Randomly colored particles spreading radially while falling — Figure 5: falling particles

To make your particles fall, simply:

Add falls: true, to the object literal, alongside init and draw.

If you want to customize the gravitational acceleration, set it in the global scope at the top of the file. The gravity value has units of pixels per frame².

// values between 0.1 and 1 typically work best 
scene.physics.gravity.y = 0.1;

// the rest of the file (no changes needed)
const spawner = ...
spawner.scripts.add(PARTICLE_SPAWNER, ...

If you have completed these steps correctly, your particles are now moving in downward parabolic arcs, as shown in Figure 5.

Fading the Particles Over Time

To make your particles fade, you need information about where they are in their life cycle. This comes in the form of particle.timer, a value which interpolates from 0 to 1 over the course of the particle's life. Thus, to make the particles fade:

Add renderer.alpha = 1 - particle.timer; to the beginning of draw's body. This causes the opacity to linearly decrease over the particle's lifetime.
For more natural-looking fading behavior, try easing functions in the Interpolation class. For example, the following code concentrates the fade-out later in the particle's life:
```
renderer.alpha = 1 - Interpolation.increasing(particle.timer);
```

If you have followed these steps correctly, your particles now gradually fade out rather than vanishing.

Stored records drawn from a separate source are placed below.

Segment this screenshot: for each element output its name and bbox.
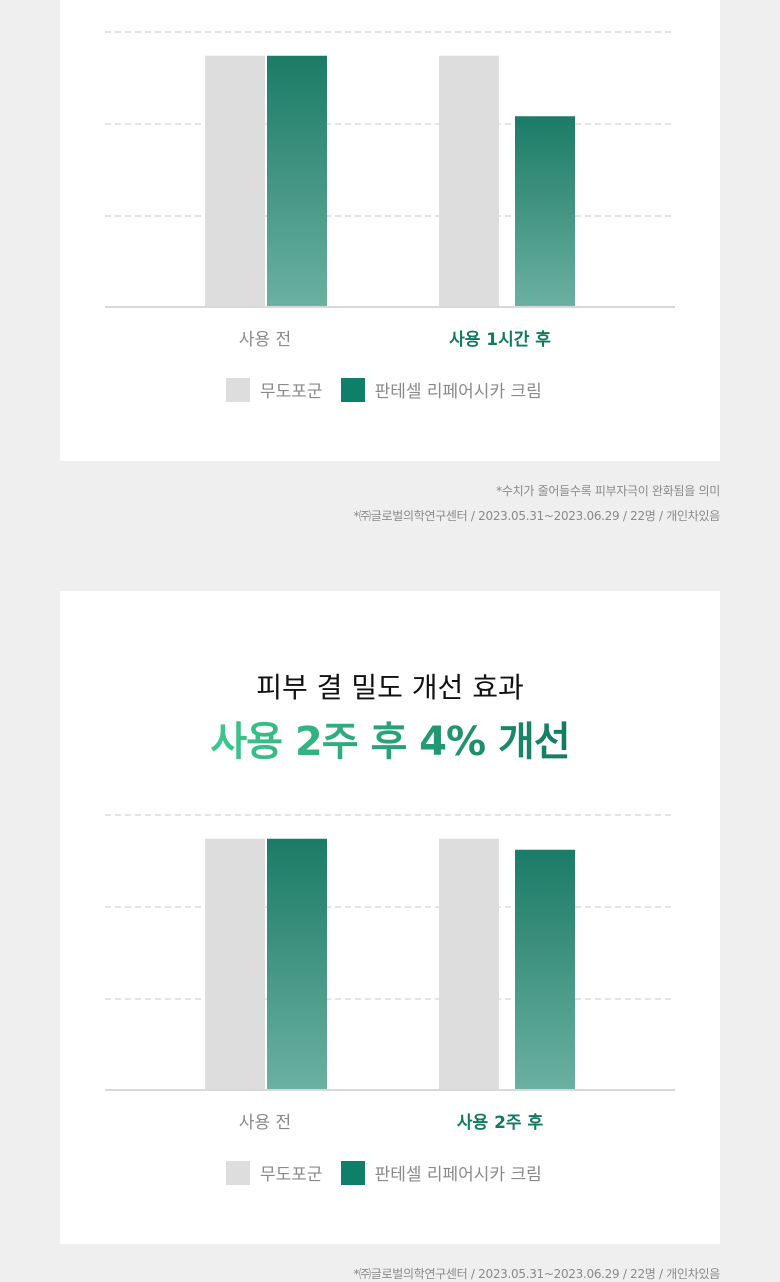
footnote-source: *㈜글로벌의학연구센터 / 2023.05.31~2023.06.29 / 22… xyxy=(353,509,720,523)
category-label: 사용 전 xyxy=(238,1113,292,1133)
chart-card-texture: 피부 결 밀도 개선 효과 사용 2주 후 4% 개선 사용 전 사용 2주 후… xyxy=(60,591,720,1244)
category-label-highlight: 사용 2주 후 xyxy=(456,1113,544,1133)
legend-label: 판테셀 리페어시카 크림 xyxy=(374,382,542,402)
section-title: 피부 결 밀도 개선 효과 xyxy=(256,671,524,704)
legend-label: 판테셀 리페어시카 크림 xyxy=(374,1165,542,1185)
legend-swatch-control xyxy=(226,1160,250,1185)
bar-product xyxy=(515,116,575,306)
headline: 사용 2주 후 4% 개선 xyxy=(60,709,720,767)
legend-swatch-product xyxy=(340,377,365,402)
bar-chart xyxy=(105,31,675,308)
legend: 무도포군 판테셀 리페어시카 크림 xyxy=(226,377,542,402)
legend-label: 무도포군 xyxy=(260,382,323,402)
chart-card-irritation: 사용 전 사용 1시간 후 무도포군 판테셀 리페어시카 크림 xyxy=(60,0,720,461)
footnote-source: *㈜글로벌의학연구센터 / 2023.05.31~2023.06.29 / 22… xyxy=(353,1267,720,1281)
bar-product xyxy=(267,55,327,306)
bar-control xyxy=(205,838,265,1089)
bar-product xyxy=(515,849,575,1089)
bar-control xyxy=(205,55,265,306)
bar-control xyxy=(439,55,499,306)
headline-text: 사용 2주 후 4% 개선 xyxy=(210,719,570,765)
legend-swatch-product xyxy=(340,1160,365,1185)
category-label: 사용 전 xyxy=(238,330,292,350)
legend: 무도포군 판테셀 리페어시카 크림 xyxy=(226,1160,542,1185)
bar-chart xyxy=(105,814,675,1091)
category-label-highlight: 사용 1시간 후 xyxy=(449,330,551,350)
legend-swatch-control xyxy=(226,377,250,402)
bar-product xyxy=(267,838,327,1089)
legend-label: 무도포군 xyxy=(260,1165,323,1185)
footnote: *수치가 줄어들수록 피부자극이 완화됨을 의미 xyxy=(496,484,720,498)
bar-control xyxy=(439,838,499,1089)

If you have been exploring various other options of the particle system, this example code may produce an unsightly "popping" effect where nearly-invisible particles reappear for a single frame. This is due to floating-point errors and can be avoided by wrapping your 1 - ... in Math.max(0, 1 - ...).

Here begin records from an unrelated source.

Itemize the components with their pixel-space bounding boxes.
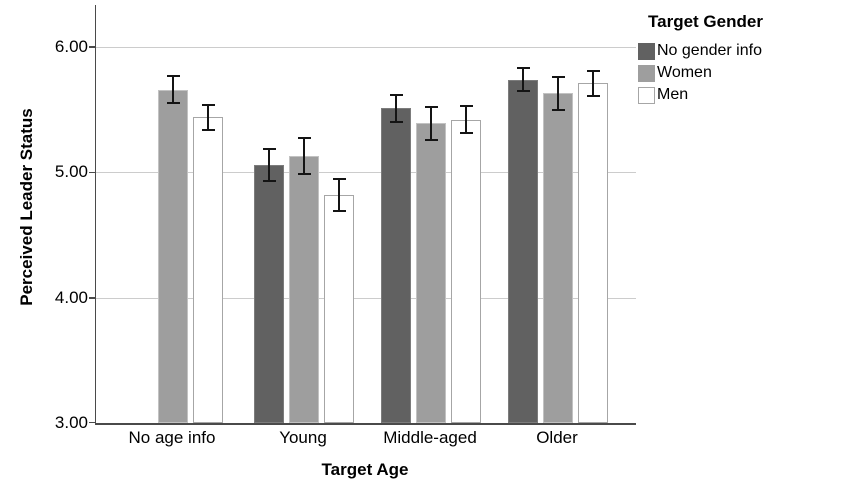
y-axis-tick — [89, 297, 95, 299]
error-bar — [465, 105, 467, 134]
y-tick-label-4: 4.00 — [54, 288, 88, 307]
error-bar-cap — [389, 93, 403, 96]
error-bar — [430, 107, 432, 140]
error-bar-cap — [586, 94, 600, 97]
error-bar-cap — [459, 104, 473, 107]
category-label-older: Older — [536, 428, 578, 447]
bar-middle-aged-no-gender-info — [381, 108, 411, 423]
bar-middle-aged-women — [416, 123, 446, 423]
legend-swatch-women — [638, 64, 655, 82]
bar-young-no-gender-info — [254, 164, 284, 423]
error-bar-cap — [166, 74, 180, 77]
legend-title: Target Gender — [648, 12, 763, 31]
error-bar — [557, 77, 559, 110]
gridline — [96, 172, 636, 174]
error-bar-cap — [424, 138, 438, 141]
error-bar-cap — [551, 108, 565, 111]
error-bar-cap — [516, 89, 530, 92]
error-bar-cap — [424, 106, 438, 109]
gridline — [96, 47, 636, 48]
legend-item-no-gender-info: No gender info — [638, 40, 843, 62]
error-bar — [207, 104, 209, 130]
bar-older-women — [543, 93, 573, 423]
error-bar-cap — [262, 180, 276, 183]
error-bar — [338, 178, 340, 212]
error-bar-cap — [201, 128, 215, 131]
category-label-middle-aged: Middle-aged — [383, 428, 477, 447]
bar-young-women — [289, 156, 319, 423]
error-bar — [303, 138, 305, 174]
legend-swatch-men — [638, 86, 655, 104]
legend-label-women: Women — [657, 64, 712, 81]
error-bar — [592, 70, 594, 96]
error-bar-cap — [297, 172, 311, 175]
bar-older-no-gender-info — [508, 79, 538, 423]
error-bar-cap — [262, 147, 276, 150]
y-axis-tick — [89, 421, 95, 423]
error-bar-cap — [516, 67, 530, 70]
legend-label-no-gender-info: No gender info — [657, 42, 762, 59]
legend-label-men: Men — [657, 86, 689, 103]
bar-no-age-info-men — [193, 117, 223, 423]
error-bar — [395, 94, 397, 123]
y-tick-label-5: 5.00 — [54, 162, 88, 181]
y-axis-title: Perceived Leader Status — [17, 108, 36, 306]
bar-young-men — [324, 194, 354, 423]
error-bar-cap — [586, 69, 600, 72]
error-bar-cap — [297, 137, 311, 140]
y-tick-label-6: 6.00 — [54, 37, 88, 56]
error-bar-cap — [332, 210, 346, 213]
error-bar-cap — [389, 121, 403, 124]
bar-no-age-info-women — [158, 89, 188, 423]
x-axis-title: Target Age — [321, 460, 409, 479]
legend-swatch-no-gender-info — [638, 42, 655, 60]
plot-area — [95, 5, 636, 425]
y-axis-tick — [89, 46, 95, 48]
error-bar-cap — [459, 132, 473, 135]
error-bar — [522, 68, 524, 91]
error-bar-cap — [551, 76, 565, 79]
gridline — [96, 297, 636, 299]
category-label-no-age-info: No age info — [128, 428, 216, 447]
bar-older-men — [578, 83, 608, 423]
error-bar-cap — [201, 103, 215, 106]
legend-item-women: Women — [638, 62, 843, 84]
error-bar — [172, 75, 174, 104]
category-label-young: Young — [279, 428, 327, 447]
legend-item-men: Men — [638, 84, 843, 106]
error-bar — [268, 148, 270, 182]
bar-middle-aged-men — [451, 119, 481, 423]
y-axis-tick — [89, 171, 95, 173]
error-bar-cap — [166, 102, 180, 105]
legend: Target Gender No gender info Women Men — [638, 10, 843, 106]
error-bar-cap — [332, 177, 346, 180]
y-tick-label-3: 3.00 — [54, 413, 88, 432]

Customizing the Particles' Shape

The Hengine's support for many non-circle shapes can be found under Artist2D, DrawRenderer, and StrokeRenderer. To get started with them, the following example explains how to transform your particles into small "vectors" pointing in their direction of motion.

multi-colored arrows radiating outward — Figure 6: custom shapes

Compute the direction of motion at the top of draw(). Conveniently enough, this is just the direction (normalization) of particle.velocity:
```
const direction = particle.velocity.normalized;
```

Replace your renderer.draw...circle statement with a renderer.stroke...arrow statement. You can re-use your custom data.radius property to make the arrows have varying lengths:

// in draw (replacing renderer.draw...)
// length is scaled up to be more visible
const length = particle.data.radius * 3;
const start = particle.position;
const end = start.plus(direction.times(length));
renderer
    .stroke(particle.data.color)
    .arrow(start, end);

If you have followed these steps correctly, you now have a colorful vector field as shown in Figure 6!

Applying Custom Movement

One good way to diversify the appearance of your particles is to change their movement after they spawn. This is achieved in the Hengine through the use of an update(particle) function which is called on each time step. Within this function, the entire JavaScript language and Hengine libraries at your disposal. Below is one example of this function:

a cloud of particles moving in random directions — Figure 7: changing velocities

Add an update(particle) function to the object literal.

update(particle) {
    // this is run every frame
},

Change the particle's movement occasionally. Insert the following code into update(particle):

// in update
if (Random.bool(0.1)) // 10% chance each frame
    particle.velocity.angle = Random.angle();

If you have followed these steps correctly, you now have a cloud of redirecting particles, as seen in Figure 7 (shown with the previous section's custom shapes). Crucially, this is just one example; there are infinitely many ways to use update and experimentation is a great way to learn them all.

Congratulations!

a chaotic swirl of line particles in a convection-like pattern — Figure 8: endless possibilities

You now have a particle system with a multitude of features! No matter how many aspects of the system you pursued, this program will forever serve as an environment for creative experimentation with JavaScript in a visual context. Good luck and farewell!